Taking a Look at Empty-Nest Syndrome
A common misconception is that when a couple's children leave home, Mom and Dad will develop empty-nest syndrome. Yes, they may have an empty nest, but for some couples, their love life blossoms during this period of their lives. The victims of the syndrome are the couples whose relationship falls apart when they're the only two left at home.
Empty-nest syndrome takes years to develop. It starts when a couple begins to drift apart but stays together because of the children. Couples like this may appear to have "the perfect marriage," but it's actually a façade, and the only level on which they connect involves their children. They most likely aren't having sex. All of their conversations revolve around the children, as do many of their activities together. When that connection disappears because their children have set off on their own, they are left with an empty relationship. More often than not, anger takes the place of the emotions they spent on the children, and such couples divide their time between not talking and fighting.

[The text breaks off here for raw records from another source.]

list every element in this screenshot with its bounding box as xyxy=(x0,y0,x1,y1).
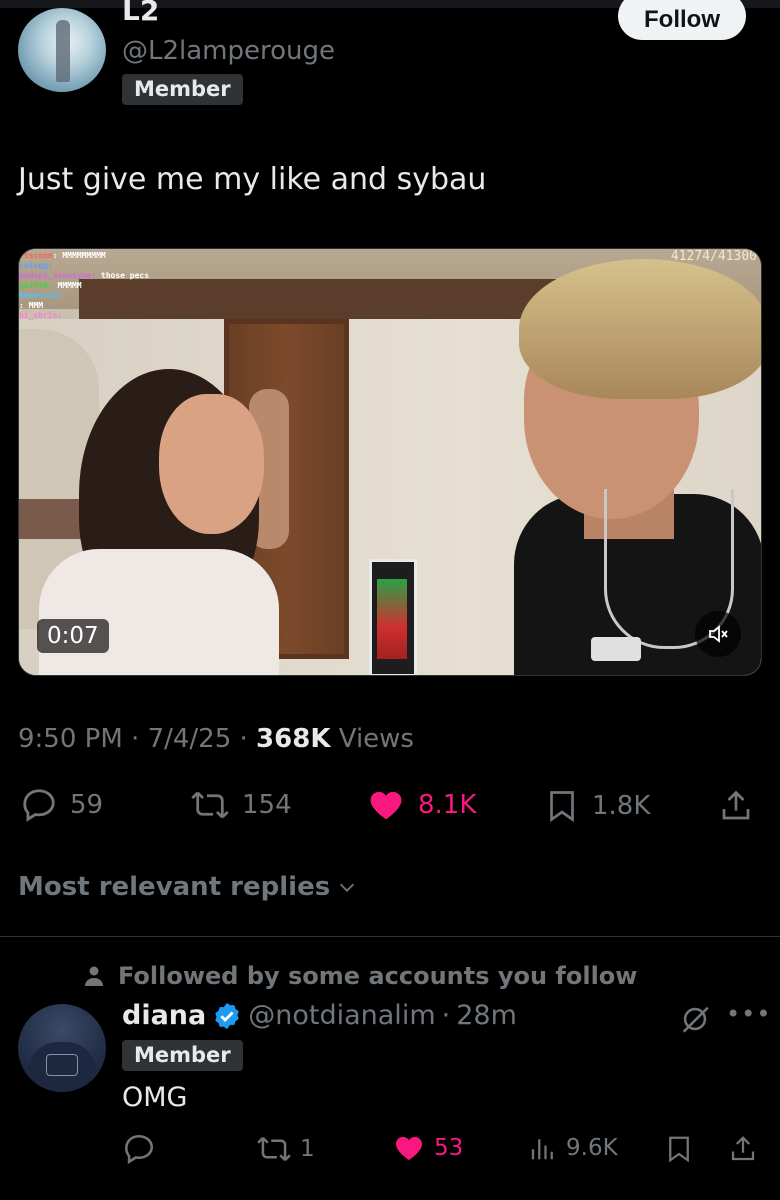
mute-icon xyxy=(709,625,728,643)
reply-views-button[interactable]: 9.6K xyxy=(528,1132,618,1164)
reply-header: diana @notdianalim · 28m xyxy=(122,1000,517,1031)
person-icon xyxy=(85,966,103,986)
reply-count: 59 xyxy=(70,790,104,820)
grok-icon xyxy=(682,1006,709,1033)
post-meta: 9:50 PM · 7/4/25 · 368K Views xyxy=(18,724,414,754)
chat-message: MMMMM xyxy=(52,281,82,290)
reply-icon xyxy=(124,1134,154,1165)
chat-username: Kenessi4: xyxy=(19,291,63,300)
bookmark-icon xyxy=(669,1136,689,1163)
stream-chat-overlay: rtsconn: MMMMMMMMM coisgg: madspy_zenosyne… xyxy=(19,251,149,321)
like-button[interactable]: 8.1K xyxy=(366,786,476,824)
chat-line: : MMM xyxy=(19,301,149,311)
bookmark-icon xyxy=(550,791,574,823)
replies-sort-dropdown[interactable]: Most relevant replies xyxy=(18,872,358,902)
repost-button[interactable]: 154 xyxy=(190,786,292,824)
follow-button[interactable]: Follow xyxy=(618,0,746,40)
social-context: Followed by some accounts you follow xyxy=(82,962,637,990)
reply-like-count: 53 xyxy=(434,1135,464,1161)
video-player[interactable]: rtsconn: MMMMMMMMM coisgg: madspy_zenosyne… xyxy=(18,248,762,676)
chat-username: gaf420: xyxy=(19,281,53,290)
author-handle[interactable]: @L2lamperouge xyxy=(122,36,335,66)
reply-repost-count: 1 xyxy=(300,1136,315,1162)
video-frame-woman-top xyxy=(39,549,279,675)
reply-text: OMG xyxy=(122,1082,188,1113)
replies-sort-label: Most relevant replies xyxy=(18,872,331,902)
author-avatar[interactable] xyxy=(18,8,106,92)
bookmark-count: 1.8K xyxy=(592,791,651,821)
more-button[interactable]: ••• xyxy=(726,1000,771,1028)
chat-line: gaf420: MMMMM xyxy=(19,281,149,291)
share-icon xyxy=(722,790,750,820)
post-action-bar: 59 154 8.1K 1.8K xyxy=(0,786,780,830)
chat-line: rtsconn: MMMMMMMMM xyxy=(19,251,149,261)
reply-member-badge: Member xyxy=(122,1040,243,1071)
post-text: Just give me my like and sybau xyxy=(18,162,487,197)
reply-time: 28m xyxy=(456,1000,517,1031)
chevron-down-icon xyxy=(340,883,355,892)
share-icon xyxy=(731,1136,755,1161)
repost-count: 154 xyxy=(242,790,292,820)
bookmark-button[interactable]: 1.8K xyxy=(544,786,650,826)
video-frame-pendant xyxy=(591,637,641,661)
views-label: Views xyxy=(338,724,414,754)
video-frame-woman-face xyxy=(159,394,264,534)
chat-username: rtsconn xyxy=(19,251,53,260)
chat-message: those pecs xyxy=(96,271,150,280)
reply-share-button[interactable] xyxy=(728,1132,758,1166)
video-duration: 0:07 xyxy=(37,619,109,653)
stream-counter-overlay: 41274/41300 xyxy=(670,249,757,264)
views-count: 368K xyxy=(256,724,331,754)
reply-author-name[interactable]: diana xyxy=(122,1000,206,1031)
reply-icon xyxy=(23,789,55,822)
reply-reply-button[interactable] xyxy=(122,1132,156,1166)
reply-like-button[interactable]: 53 xyxy=(392,1132,463,1164)
verified-icon xyxy=(215,1002,239,1029)
reply-bookmark-button[interactable] xyxy=(664,1132,694,1166)
heart-icon xyxy=(395,1136,423,1160)
more-icon: ••• xyxy=(726,1000,772,1028)
reply-repost-button[interactable]: 1 xyxy=(256,1132,315,1166)
chat-line: Kenessi4: xyxy=(19,291,149,301)
reply-action-bar: 1 53 9.6K xyxy=(0,1132,780,1172)
reply-button[interactable]: 59 xyxy=(20,786,103,824)
heart-icon xyxy=(370,791,402,820)
video-frame-man-hair xyxy=(519,259,761,399)
member-badge: Member xyxy=(122,74,243,105)
chat-username: coisgg: xyxy=(19,261,53,270)
chat-username: madspy_zenosyne: xyxy=(19,271,97,280)
post-date: 7/4/25 xyxy=(147,724,232,754)
repost-icon xyxy=(257,1137,291,1161)
chat-username: hi_chris: xyxy=(19,311,63,320)
repost-icon xyxy=(191,791,229,819)
author-name[interactable]: L2 xyxy=(122,0,159,27)
grok-button[interactable] xyxy=(678,1002,712,1040)
reply-author-avatar[interactable] xyxy=(18,1004,106,1092)
social-context-text: Followed by some accounts you follow xyxy=(118,962,638,990)
divider xyxy=(0,936,780,937)
views-icon xyxy=(531,1139,553,1160)
like-count: 8.1K xyxy=(418,790,477,820)
chat-message: : MMMMMMMMM xyxy=(52,251,106,260)
video-frame-sign-art xyxy=(377,579,407,659)
share-button[interactable] xyxy=(718,786,754,826)
chat-message: : MMM xyxy=(19,301,44,310)
mute-button[interactable] xyxy=(695,611,741,657)
chat-line: hi_chris: xyxy=(19,311,149,321)
chat-line: coisgg: xyxy=(19,261,149,271)
chat-line: madspy_zenosyne: those pecs xyxy=(19,271,149,281)
reply-views-count: 9.6K xyxy=(566,1135,618,1161)
reply-author-handle[interactable]: @notdianalim xyxy=(248,1000,435,1031)
post-time: 9:50 PM xyxy=(18,724,123,754)
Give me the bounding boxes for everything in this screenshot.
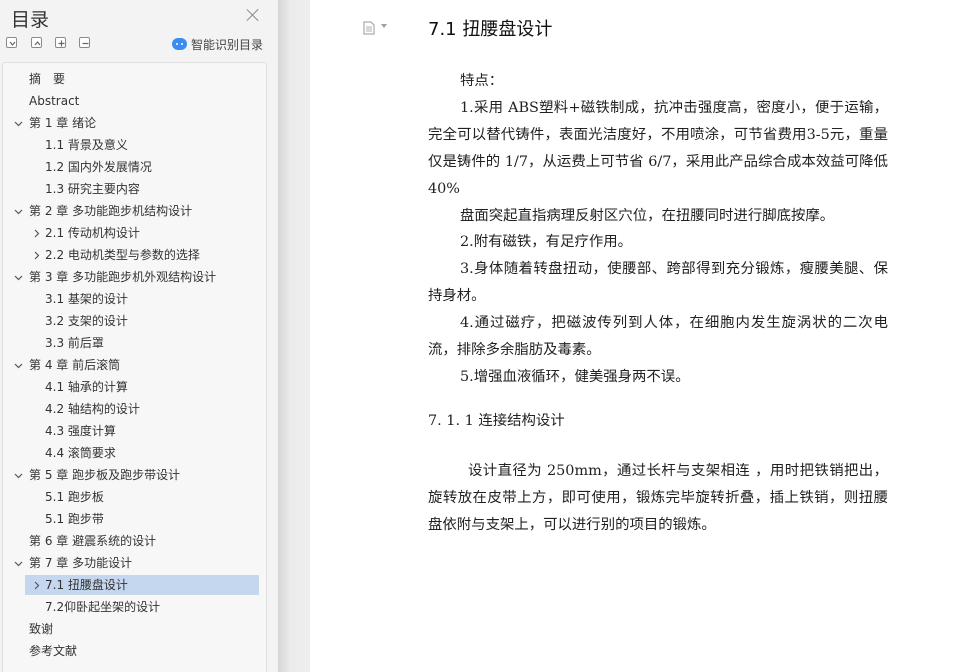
toc-item[interactable]: 4.4 滚筒要求 — [3, 443, 263, 463]
toc-item[interactable]: 第 2 章 多功能跑步机结构设计 — [3, 201, 263, 221]
toc-item-label: 参考文献 — [29, 644, 78, 658]
toc-item-label: Abstract — [29, 94, 80, 108]
toc-item-label: 第 6 章 避震系统的设计 — [29, 534, 157, 548]
chevron-down-icon[interactable] — [14, 119, 23, 128]
toc-item-label: 第 1 章 绪论 — [29, 116, 97, 130]
chevron-down-icon[interactable] — [14, 471, 23, 480]
toc-item[interactable]: 4.3 强度计算 — [3, 421, 263, 441]
toc-sidebar: 目录 智能识别目录 摘 要 Abstract 第 1 章 绪论 1.1 背景及意义 1.… — [0, 0, 278, 672]
toc-item-label: 2.2 电动机类型与参数的选择 — [45, 248, 200, 262]
toc-item-label: 7.2仰卧起坐架的设计 — [45, 600, 161, 614]
toc-item-label: 第 2 章 多功能跑步机结构设计 — [29, 204, 193, 218]
toc-item[interactable]: 3.2 支架的设计 — [3, 311, 263, 331]
paragraph-point-1: 1.采用 ABS塑料+磁铁制成，抗冲击强度高，密度小，便于运输，完全可以替代铸件… — [428, 100, 888, 197]
toc-item-label: 致谢 — [29, 622, 54, 636]
paragraph-connection-design: 设计直径为 250mm，通过长杆与支架相连 ，用时把铁销把出，旋转放在皮带上方，… — [428, 463, 888, 533]
smart-toc-label: 智能识别目录 — [191, 37, 264, 52]
toc-item[interactable]: 7.2仰卧起坐架的设计 — [3, 597, 263, 617]
chevron-right-icon[interactable] — [32, 251, 41, 260]
toc-item[interactable]: 7.1 扭腰盘设计 — [3, 575, 263, 595]
close-icon[interactable] — [246, 8, 260, 22]
smart-toc-icon — [172, 38, 187, 50]
toc-item[interactable]: 1.2 国内外发展情况 — [3, 157, 263, 177]
toc-item-label: 1.3 研究主要内容 — [45, 182, 140, 196]
toc-item[interactable]: 3.3 前后罩 — [3, 333, 263, 353]
toc-item[interactable]: 致谢 — [3, 619, 263, 639]
chevron-down-icon[interactable] — [14, 273, 23, 282]
toc-item-label: 4.3 强度计算 — [45, 424, 116, 438]
toc-item[interactable]: 5.1 跑步带 — [3, 509, 263, 529]
chevron-right-icon[interactable] — [32, 581, 41, 590]
section-heading: 7.1 扭腰盘设计 — [428, 19, 553, 40]
paragraph-point-4: 4.通过磁疗，把磁波传列到人体，在细胞内发生旋涡状的二次电流，排除多余脂肪及毒素… — [428, 315, 888, 358]
toc-item-label: 7.1 扭腰盘设计 — [45, 578, 128, 592]
toc-item[interactable]: 1.1 背景及意义 — [3, 135, 263, 155]
toc-item-label: 2.1 传动机构设计 — [45, 226, 140, 240]
paragraph-point-3: 3.身体随着转盘扭动，使腰部、跨部得到充分锻炼，瘦腰美腿、保持身材。 — [428, 261, 888, 304]
toc-item[interactable]: 5.1 跑步板 — [3, 487, 263, 507]
chevron-right-icon[interactable] — [32, 229, 41, 238]
add-heading-icon[interactable] — [55, 37, 66, 48]
toc-item[interactable]: 第 6 章 避震系统的设计 — [3, 531, 263, 551]
toc-item-label: 第 3 章 多功能跑步机外观结构设计 — [29, 270, 217, 284]
toc-tree: 摘 要 Abstract 第 1 章 绪论 1.1 背景及意义 1.2 国内外发展情况 1… — [2, 62, 267, 672]
toc-item[interactable]: 第 7 章 多功能设计 — [3, 553, 263, 573]
toc-item[interactable]: 4.1 轴承的计算 — [3, 377, 263, 397]
chevron-down-icon[interactable] — [14, 361, 23, 370]
panel-divider — [278, 0, 310, 672]
toc-item-label: 1.1 背景及意义 — [45, 138, 128, 152]
chevron-down-icon[interactable] — [14, 207, 23, 216]
expand-all-icon[interactable] — [6, 37, 17, 48]
smart-toc-button[interactable]: 智能识别目录 — [172, 36, 263, 52]
remove-heading-icon[interactable] — [79, 37, 90, 48]
toc-item-label: 4.1 轴承的计算 — [45, 380, 128, 394]
paragraph-features: 特点： — [460, 73, 504, 89]
document-icon[interactable] — [362, 20, 376, 35]
toc-item[interactable]: 1.3 研究主要内容 — [3, 179, 263, 199]
subsection-heading: 7. 1. 1 连接结构设计 — [428, 413, 565, 429]
paragraph-point-2: 2.附有磁铁，有足疗作用。 — [460, 234, 633, 250]
toc-item[interactable]: 参考文献 — [3, 641, 263, 661]
toc-item-label: 5.1 跑步带 — [45, 512, 104, 526]
chevron-down-icon[interactable] — [14, 559, 23, 568]
toc-item-label: 第 7 章 多功能设计 — [29, 556, 133, 570]
collapse-all-icon[interactable] — [31, 37, 42, 48]
toc-item[interactable]: 4.2 轴结构的设计 — [3, 399, 263, 419]
toc-item-label: 4.2 轴结构的设计 — [45, 402, 140, 416]
paragraph-massage: 盘面突起直指病理反射区穴位，在扭腰同时进行脚底按摩。 — [460, 208, 835, 224]
toc-item-label: 摘 要 — [29, 72, 66, 86]
toc-item-label: 5.1 跑步板 — [45, 490, 104, 504]
toc-item-label: 第 4 章 前后滚筒 — [29, 358, 121, 372]
toc-item[interactable]: 2.1 传动机构设计 — [3, 223, 263, 243]
paragraph-point-5: 5.增强血液循环，健美强身两不误。 — [460, 369, 690, 385]
toc-item-label: 3.2 支架的设计 — [45, 314, 128, 328]
toc-item[interactable]: 第 1 章 绪论 — [3, 113, 263, 133]
toc-item[interactable]: 第 3 章 多功能跑步机外观结构设计 — [3, 267, 263, 287]
toc-item-label: 第 5 章 跑步板及跑步带设计 — [29, 468, 181, 482]
toc-item-label: 1.2 国内外发展情况 — [45, 160, 152, 174]
toc-item[interactable]: 2.2 电动机类型与参数的选择 — [3, 245, 263, 265]
toc-title: 目录 — [11, 9, 50, 31]
chevron-down-icon[interactable] — [381, 24, 387, 28]
toc-item-label: 3.3 前后罩 — [45, 336, 104, 350]
toc-item[interactable]: 第 5 章 跑步板及跑步带设计 — [3, 465, 263, 485]
toc-item-label: 3.1 基架的设计 — [45, 292, 128, 306]
toc-item[interactable]: Abstract — [3, 91, 263, 111]
toc-item[interactable]: 第 4 章 前后滚筒 — [3, 355, 263, 375]
toc-item-label: 4.4 滚筒要求 — [45, 446, 116, 460]
toc-item[interactable]: 摘 要 — [3, 69, 263, 89]
toc-item[interactable]: 3.1 基架的设计 — [3, 289, 263, 309]
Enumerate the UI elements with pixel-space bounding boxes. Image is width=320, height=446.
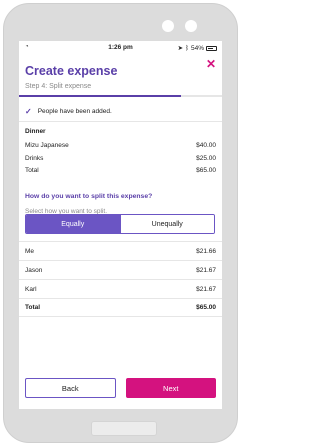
split-mode-toggle: Equally Unequally — [25, 214, 215, 234]
sensor-dot — [185, 20, 197, 32]
split-unequally-option[interactable]: Unequally — [119, 215, 214, 233]
total-row: Total $65.00 — [19, 298, 222, 317]
split-list: Me $21.66 Jason $21.67 Karl $21.67 Total… — [19, 241, 222, 317]
expense-total-line: Total $65.00 — [25, 167, 216, 174]
expense-line: Drinks $25.00 — [25, 155, 216, 162]
person-amount: $21.67 — [196, 285, 216, 293]
person-name: Me — [25, 247, 35, 255]
expense-line-amount: $40.00 — [196, 142, 216, 149]
person-row: Jason $21.67 — [19, 260, 222, 279]
person-row: Karl $21.67 — [19, 279, 222, 298]
page-title: Create expense — [25, 64, 118, 78]
close-icon[interactable]: ✕ — [206, 57, 216, 71]
next-button[interactable]: Next — [125, 378, 216, 398]
progress-fill — [19, 95, 182, 97]
location-icon: ➤ — [177, 45, 184, 52]
footer-buttons: Back Next — [19, 378, 222, 398]
person-amount: $21.67 — [196, 266, 216, 274]
battery-percent: 54% — [190, 44, 204, 52]
expense-line-label: Mizu Japanese — [25, 142, 69, 149]
expense-line-label: Total — [25, 167, 39, 174]
app-screen: ◔ 1:26 pm ➤ ᛒ 54% Create expense ✕ Step … — [19, 41, 222, 409]
split-equally-option[interactable]: Equally — [26, 215, 120, 233]
person-row: Me $21.66 — [19, 241, 222, 260]
expense-title: Dinner — [25, 128, 46, 135]
expense-line: Mizu Japanese $40.00 — [25, 142, 216, 149]
person-amount: $21.66 — [196, 247, 216, 255]
expense-line-label: Drinks — [25, 155, 44, 162]
home-button[interactable] — [91, 421, 157, 436]
header: Create expense ✕ Step 4: Split expense — [19, 55, 222, 97]
notice-message: ✓ People have been added. — [25, 107, 112, 116]
total-amount: $65.00 — [196, 304, 216, 311]
person-name: Jason — [25, 266, 43, 274]
battery-icon — [206, 45, 217, 51]
expense-line-amount: $65.00 — [196, 167, 216, 174]
progress-track — [19, 95, 222, 97]
camera-dot — [162, 20, 174, 32]
person-name: Karl — [25, 285, 37, 293]
notice-text: People have been added. — [37, 108, 112, 115]
bluetooth-icon: ᛒ — [185, 44, 189, 52]
split-question: How do you want to split this expense? — [25, 193, 153, 200]
total-label: Total — [25, 304, 41, 311]
status-right: ➤ ᛒ 54% — [178, 44, 217, 52]
divider — [19, 121, 222, 122]
check-icon: ✓ — [25, 107, 32, 116]
back-button[interactable]: Back — [25, 378, 116, 398]
expense-line-amount: $25.00 — [196, 155, 216, 162]
status-bar: ◔ 1:26 pm ➤ ᛒ 54% — [19, 41, 222, 55]
step-label: Step 4: Split expense — [25, 83, 92, 90]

Couples facing this issue might choose to stay together, but they could be better off separated. Often, too much damage has been done to their relationship for it to be repaired. And as for a sex life, the likelihood is very, very small, unless the motivation is only for their own satisfaction. But as far as "making love," the chances are even more remote.
If two people have spent little time interacting outside of activities involving their children, have become completely bored with each other, or have been torn apart by addictive behavior, then they are undoubtedly going to suffer from empty-nest syndrome. But if a couple can recognize these traps, they can take the necessary steps to repair their relationship so as to avoid becoming victims of this syndrome.
Is there any hope for a couple affected by empty-nest syndrome? Yes, but only if both partners really have the will to overcome the distance between themselves. Usually at this point they resent almost everything about their partner. Overcoming such a hurdle is difficult. One suggestion is for them to take an extended vacation and see if they can rediscover the love they first had for each other. If they can light a small spark, they may have a chance. But if all they do is fight the whole time they're on vacation, then rather than waste time in a relationship that's going nowhere, they may as well split up and begin a new phase of their lives.